Deficits in insight have implications for numerous clinical inpatient hospitalization issues, including the decision to hospitalize a patient voluntarily or involuntarily in the first place. Other insight-related issues include adherence to treatment after discharge, guardianship/capacity assessments, readiness for discharge decisions, the choice of oral medications versus long-acting depot medication, recommendations for placement in a structured setting after discharge, and the referral of patients to appropriate psychotherapy on hospital discharge.

The etiology of lack of insight has been variously conceptualized as1:

• Stemming from neuropsychological (brain) deficits

• Part of the primary psychiatric illness itself (eg, poor insight as a symptom of mania)

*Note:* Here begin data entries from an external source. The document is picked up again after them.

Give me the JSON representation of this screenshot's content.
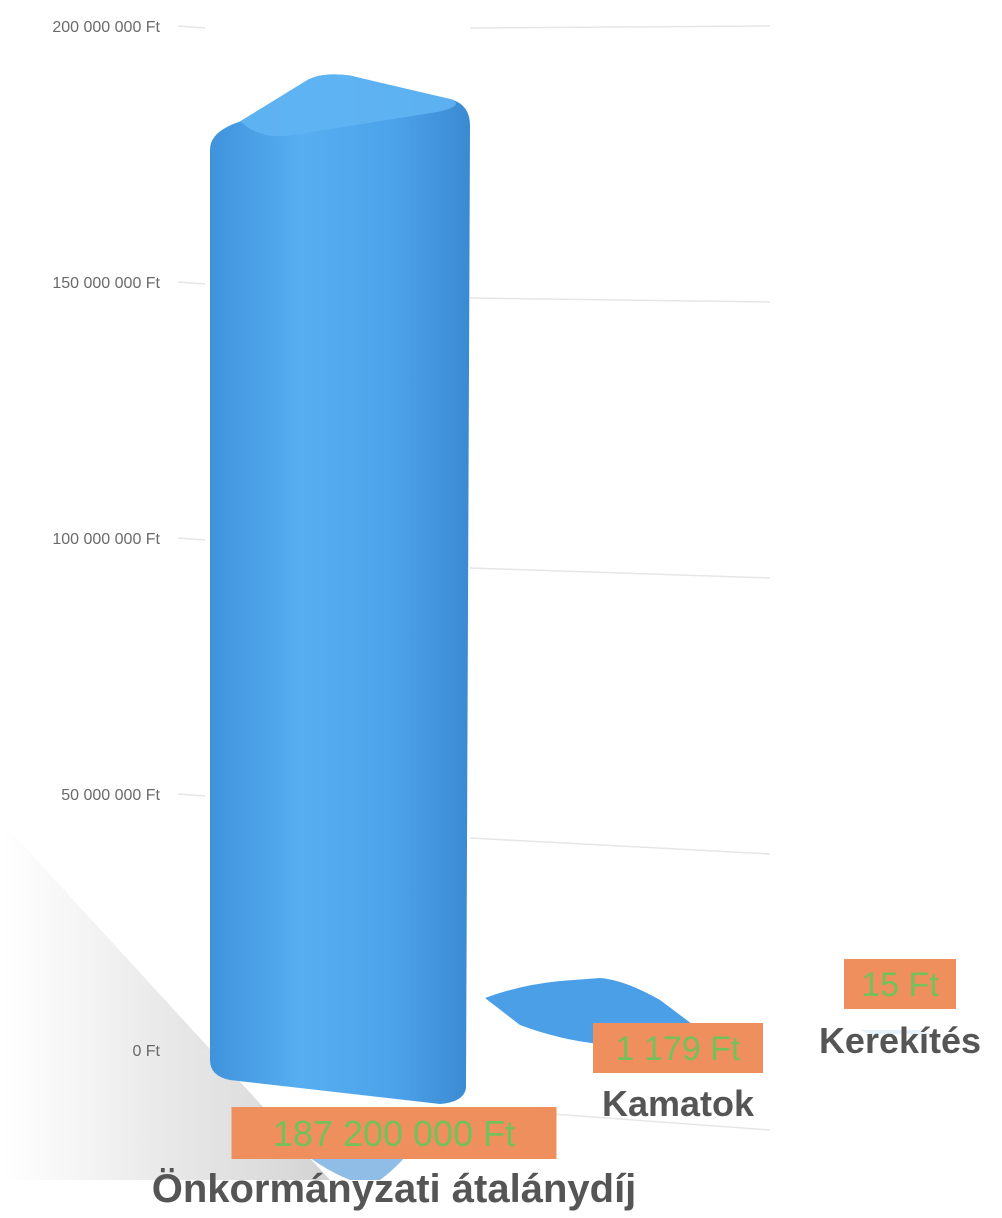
{
  "chart_data": {
    "type": "bar",
    "categories": [
      "Önkormányzati átalánydíj",
      "Kamatok",
      "Kerekítés"
    ],
    "values": [
      187200000,
      1179,
      15
    ],
    "data_labels": [
      "187 200 000 Ft",
      "1 179 Ft",
      "15 Ft"
    ],
    "y_ticks": [
      0,
      50000000,
      100000000,
      150000000,
      200000000
    ],
    "y_tick_labels": [
      "0 Ft",
      "50 000 000 Ft",
      "100 000 000 Ft",
      "150 000 000 Ft",
      "200 000 000 Ft"
    ],
    "ylim": [
      0,
      200000000
    ],
    "grid": true,
    "legend": "none",
    "colors": {
      "bar": "#4a9fe6",
      "bar_light": "#5bb0f0",
      "bar_dark": "#3587cf",
      "label_bg": "#f08f5e",
      "label_text": "#74c05a",
      "category_text": "#555555",
      "grid": "#e6e6e6",
      "tick_text": "#6a6a6a"
    }
  }
}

• A form of defensive denial protecting the patient against the distress of awareness of illness

Regardless of the theoretical model—and it is likely that all apply in different circumstances—the assessment of insight should be detailed and well documented in the clinical record.

A sizable group of clinical researchers, within both psychology and psychiatry, have studied and clarified the concept of insight and its application to clinical states. There is abundant literature on the design and validation of rating scales of insight, and there are studies that correlate deficits in insight with psychiatric diagnoses and with various states of illness.2,3

A moment’s insight is sometimes worth a life’s experience.
—Oliver Wendell Holmes Jr

Impaired insight is intrinsic to many, if not most, severe psychiatric conditions. Poor insight is a prevalent feature of schizophrenia, and lack of awareness of schizophrenic symptoms is correlated with poor medication adherence and higher rates of recidivism.4,5 Poor insight is also common in bipolar disorder, and although insight is more state-dependent in bipolar disorder than in schizophrenia, it correlates with poor treatment outcomes.6,7

Poor insight in mania is not necessarily related to the presence or absence of psychotic symptoms.8 Multiple studies have shown correlations between poor medication adherence and lack of insight across diagnostic groupings.3 Assessment of insight has a pivotal role in the decision to give a psychotic patient a long-acting depot medication.9

Finally, recent research has expanded into the neuropsychological underpinnings of insight. For instance, the literature suggests that insight deficits in schizophrenia show a greater correlation to the degree of cognitive impairment than to acute psychopathology.10

Understanding insight

In a general context, meanings assigned to insight generally combine some metaphorical use of terms related to seeing and perception, or words that imply comprehension and self-knowledge. For instance, synonyms for the word “insight” include vision, understanding, awareness, intuition, perception, acumen, comprehension, discernment, and perceptiveness. To illustrate this further, one needs only to note that “insight-oriented psychotherapy” and “insight therapy” are often used interchangeably with other terms for psychodynamic therapies, eg, psychoanalytic psychotherapy, psychodynamically oriented psychotherapy, and even “uncovering therapy.” The insight gained in these therapies can be considered a product of working through of psychological conflict and a concomitant awareness of the self that was previously preconscious or unconscious (the dictionary’s “glimpse or view beneath the surface”).